Which loops back to his original point: it’s so. Mind-numbingly. BORING. To follow him around. After ten years in a hangar, Eli feels he deserves to hitchhike on someone who at least watches better TV than the constant fucking cartoon reruns and internet instructionals on how to politely inquire about a fucking passport application.
Slap him, he projects out when the crazy Asian nerd talks Robbie into yet another scanner. All he does is blather on, Jesus, just slap him and be done with it.
It’s a few seconds of entertainment to watch Robbie twist around while he tries to resist a perfectly reasonable instinct to loosen teeth in an annoying face. But no, he’s such a good fucking boy he will let a clearly insane scientist keep him in a goddamn magnetic tube for hours at a time. Or let his new pals from the academy call him names and think it’s all friendly rather than unbearably humiliating. God, as soon as Eli takes over he’s going to have a word or two with Guerro and his fucking minions, that’s for sure.
Guerro isn’t even subtle about what he wants. He thinks having some common background – dead parents and geographically similar childhood haunts, the bar is on the floor – will make them drift compatible, and he’s got his sights set on becoming the next ranger. Damn, Eli could do so much better with an ambitious prick like Guerro than his soft idiot nephew who couldn’t see the writing on the wall if he walked into it face-first. Alas, he’s always prided himself on doing wonders with limited resources. And having an extra pilot to snack on the next time Robbie plugs in can’t hurt.

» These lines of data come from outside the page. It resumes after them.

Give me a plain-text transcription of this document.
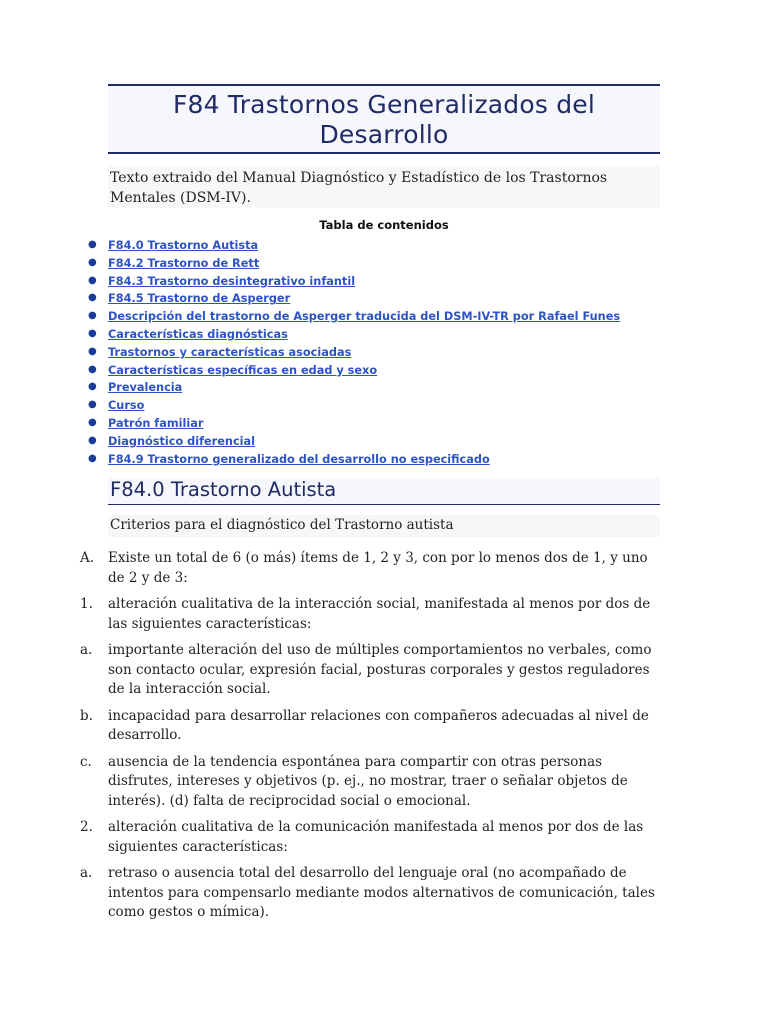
F84 Trastornos Generalizados del Desarrollo

Texto extraido del Manual Diagnóstico y Estadístico de los Trastornos Mentales (DSM-IV).

Tabla de contenidos
● F84.0 Trastorno Autista
● F84.2 Trastorno de Rett
● F84.3 Trastorno desintegrativo infantil
● F84.5 Trastorno de Asperger
● Descripción del trastorno de Asperger traducida del DSM-IV-TR por Rafael Funes
● Características diagnósticas
● Trastornos y características asociadas
● Características específicas en edad y sexo
● Prevalencia
● Curso
● Patrón familiar
● Diagnóstico diferencial
● F84.9 Trastorno generalizado del desarrollo no especificado
F84.0 Trastorno Autista

Criterios para el diagnóstico del Trastorno autista

A.	Existe un total de 6 (o más) ítems de 1, 2 y 3, con por lo menos dos de 1, y uno de 2 y de 3:

1.	alteración cualitativa de la interacción social, manifestada al menos por dos de las siguientes características:

a.	importante alteración del uso de múltiples comportamientos no verbales, como son contacto ocular, expresión facial, posturas corporales y gestos reguladores de la interacción social.

b.	incapacidad para desarrollar relaciones con compañeros adecuadas al nivel de desarrollo.

c.	ausencia de la tendencia espontánea para compartir con otras personas disfrutes, intereses y objetivos (p. ej., no mostrar, traer o señalar objetos de interés). (d) falta de reciprocidad social o emocional.

2.	alteración cualitativa de la comunicación manifestada al menos por dos de las siguientes características:

a.	retraso o ausencia total del desarrollo del lenguaje oral (no acompañado de intentos para compensarlo mediante modos alternativos de comunicación, tales como gestos o mímica).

Occasionally – usually when Robbie is sleeping, because his brain going into rest mode makes Eli all fuzzy and weird – he goes back to The Charger. In some ways, he can feel more through the jaeger’s many sensors than as a floating fart at the back of his nephew’s brain. And it’s definitely easier to pick up on the surrounding conversations when he doesn’t have to filter them through whatever inane concerns bounce around Robbie’s skull at the time.
The techs are replacing the wiring from the ground up. The Charger has brand new rubber casings for the extremity connectors and there are three people up in his motor controls at any given time scratching their heads at the inexplicable power surges Eli causes whenever he forgets himself and tries to make Robbie do something. This is all jolly fucking good – they wouldn’t bother if they didn’t plan on trying to get him moving again. The gossip is scarce, the same old ghost story about the accidental weapon failure repeated ad nauseam and some incoherent grumbling about age brackets. Eli vaguely recognises most of the journeymen assigned to him – old hands, know what they’re doing, and better than to stick their mittens into his primary computer.
Ivanov hasn’t left the base. Eli sees him sometimes, up in the LOCCENT bridge rebuilt exactly the same, like nothing ever happened. He shows up at the edges of Robbie’s vision more often than the kid realises, like he’s taunting Eli to come and get him.
Soon. He’s going to get his opportunity soon enough. He just needs to be patient for a little longer.